11.Saint Louis (27-7, 13-3): St. Louis is 1 of 10 programs to win an NCAA tournament game the last three years but expect an up-an-down campaign with five new starters. The Billikens, who led the conference in scoring defense last year, are one of the youngest teams in the NCAA with six freshmen. Junior guard Austin McBroom (7.3) is the top returnee but the Billikens will also have the services of Villanova transfer Achraf Yacoubou, who is a three-point specialist.

12. George Mason (11-20, 4-12): Mason will have to cut down its turnovers – 13.6 a game – will be key for the Patriots to improve their first-year conference win total. All-Conference Rookie team selection Jalen Jenkins (7.2, 6.0 RPG) and junior guard Patrick Halloway (8.7, 41.1 3-pt percentage) are candidates to have big seasons. Georgia Tech transfer Julian Royal is the top newcomer.
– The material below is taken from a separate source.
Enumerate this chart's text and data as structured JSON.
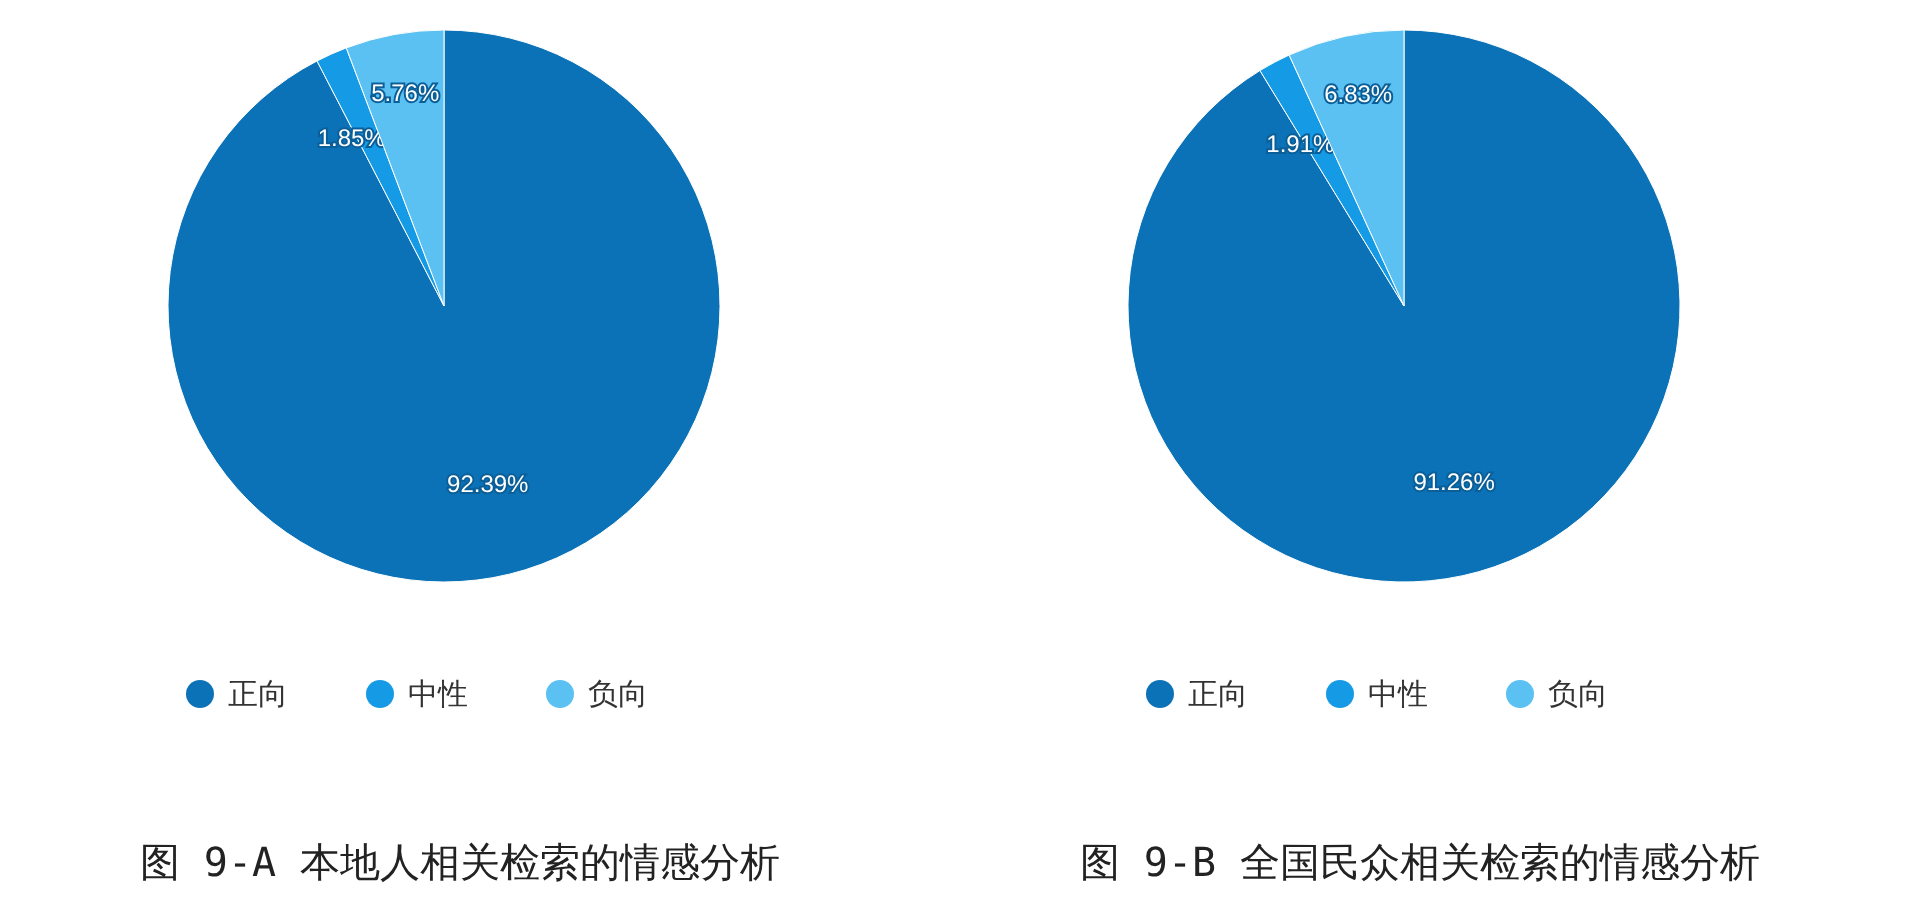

13. Davidson (20-13, 15-1 in Southern Conference): Davidson enters its first season in the A-10 this year after being the dominant program in the Southern Conference for years. The Wildcats have won 20 games in 8 of the past 10 seasons but won’t likely come close to that total this year –it will likely take a couple of years for the program to retool its roster to match the physicality and athleticism of the A-10. Returnees Tyler Kalinoski (11.0 PPG, 5.0 RPG and 3.4 APG), Brian Sullivan (12.9) and Jack Gibbs (6.8) form a formable backcourt unit. Kalinoski, who led the team in assists and steals, and Sullivan are both deadly from the perimeter. Six-foot-7 freshman Peyton Aldridge is versatile and the most promising newcomer.

14. Fordham (10-21, 2-14): Fordham has only produced two winning A-10 seasons since joining the conference in 1996 – the Rams are just 34-85 under fifth-year coach Tom Pecora. The Rams return four starters, including one of the league’s brightest young stars in sophomore Jon Severe (17.2). Junior guard Mandell Thomas(11.9, 4.2 RPG) and 6’6” freshman Eric Paschall are other players to watch.